Et pourtant, au fond, vous le savez : ça ne change pas vraiment.
Le lendemain matin, c’est déjà lourd. Avant même que la journée commence.
Cette fatigue-là n’est pas une fatigue ordinaire. Et la traiter comme telle — avec du repos, des vitamines, du yoga du dimanche — c’est vouloir vider l’océan avec une cuillère.
Voici pourquoi.
Ce que la fatigue émotionnelle n’est pas
La fatigue ordinaire se règle avec du repos. Vous dormez, vous récupérez, vous repartez.
La fatigue émotionnelle, elle, ne répond pas à cette logique. Parce qu’elle ne vient pas d’un manque de sommeil. Elle vient d’un système nerveux qui a appris — souvent depuis très longtemps — à fonctionner en état d’alerte permanent.
Et un système nerveux en état d’alerte ne se repose pas vraiment. Même quand vous dormez. Même quand vous êtes allongée sur une plage.
Il surveille. Il anticipe. Il se prépare à quelque chose qui ne vient pas.
Et ça, c’est épuisant d’une façon que huit heures de sommeil ne règlent pas.
Ce qui se passe dans votre corps — sans que vous le décidiez
En 1994, le neuroscientifique Stephen Porges a introduit ce qu’il appelle la théorie polyvagale — une façon radicalement nouvelle de comprendre comment notre système nerveux autonome fonctionne.
Avant lui, on pensait que le système nerveux avait deux modes : l’accélération (combat-fuite face au danger) et la décélération (repos-digestion en sécurité). Simple, binaire.
Porges a montré quelque chose de beaucoup plus nuancé : notre système nerveux évalue en permanence — et de façon totalement inconsciente — si l’environnement est sûr ou dangereux. Il appelle ce processus la neuroception : une surveillance automatique, sans filtre conscient, qui précède toute pensée, toute décision.
Le problème ? Quand vous avez vécu dans un environnement émotionnellement insécure — et cela peut vouloir dire beaucoup de choses : une enfance imprévisible, des relations instables, des traumatismes anciens jamais vraiment traversés, une pression constante à performer ou à vous adapter — votre système nerveux finit par considérer l’alerte comme son état de base.
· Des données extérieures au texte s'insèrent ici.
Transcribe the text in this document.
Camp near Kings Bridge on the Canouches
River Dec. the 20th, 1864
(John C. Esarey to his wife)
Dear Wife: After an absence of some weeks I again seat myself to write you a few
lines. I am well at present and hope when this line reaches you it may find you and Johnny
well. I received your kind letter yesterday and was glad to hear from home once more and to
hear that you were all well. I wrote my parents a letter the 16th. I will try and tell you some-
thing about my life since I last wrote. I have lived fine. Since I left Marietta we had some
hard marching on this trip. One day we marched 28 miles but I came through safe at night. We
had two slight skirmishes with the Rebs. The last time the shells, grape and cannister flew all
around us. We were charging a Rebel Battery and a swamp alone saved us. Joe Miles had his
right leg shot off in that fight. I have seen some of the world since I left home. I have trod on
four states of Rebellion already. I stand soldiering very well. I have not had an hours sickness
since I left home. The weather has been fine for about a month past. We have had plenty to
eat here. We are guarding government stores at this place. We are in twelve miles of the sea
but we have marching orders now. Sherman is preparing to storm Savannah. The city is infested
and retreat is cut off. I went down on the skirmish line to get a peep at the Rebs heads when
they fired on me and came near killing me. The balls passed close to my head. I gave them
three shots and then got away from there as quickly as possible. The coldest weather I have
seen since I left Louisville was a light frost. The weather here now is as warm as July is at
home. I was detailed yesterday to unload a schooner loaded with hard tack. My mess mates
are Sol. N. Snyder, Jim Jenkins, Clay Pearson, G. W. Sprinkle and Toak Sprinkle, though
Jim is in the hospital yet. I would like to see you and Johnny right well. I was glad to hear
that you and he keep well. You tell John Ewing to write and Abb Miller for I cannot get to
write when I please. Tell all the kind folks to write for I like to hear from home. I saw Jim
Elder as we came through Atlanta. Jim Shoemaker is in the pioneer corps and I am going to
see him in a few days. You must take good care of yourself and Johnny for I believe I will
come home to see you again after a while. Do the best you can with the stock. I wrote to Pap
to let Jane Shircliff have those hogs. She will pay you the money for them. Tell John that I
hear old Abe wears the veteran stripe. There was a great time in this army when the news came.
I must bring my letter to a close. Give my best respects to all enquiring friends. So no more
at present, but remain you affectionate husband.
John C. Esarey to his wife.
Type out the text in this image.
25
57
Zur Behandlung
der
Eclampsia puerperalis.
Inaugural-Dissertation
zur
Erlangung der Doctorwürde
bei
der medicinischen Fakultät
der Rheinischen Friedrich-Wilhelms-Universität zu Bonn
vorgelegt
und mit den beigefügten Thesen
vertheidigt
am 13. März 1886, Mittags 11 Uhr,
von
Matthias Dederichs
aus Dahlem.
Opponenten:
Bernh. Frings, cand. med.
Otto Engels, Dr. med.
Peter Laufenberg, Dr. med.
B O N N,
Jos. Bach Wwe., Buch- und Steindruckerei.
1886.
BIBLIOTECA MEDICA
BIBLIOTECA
Pas comme une réponse à un danger précis. Comme un mode de fonctionnement par défaut.
Et dans cet état, le repos physique ne change rien. Parce que ce n’est pas le corps qui est en alerte. C’est le système nerveux autonome. Et lui, il ne s’éteint pas avec des vacances.
Pourquoi vous ne récupérez pas — même quand vous faites « tout bien »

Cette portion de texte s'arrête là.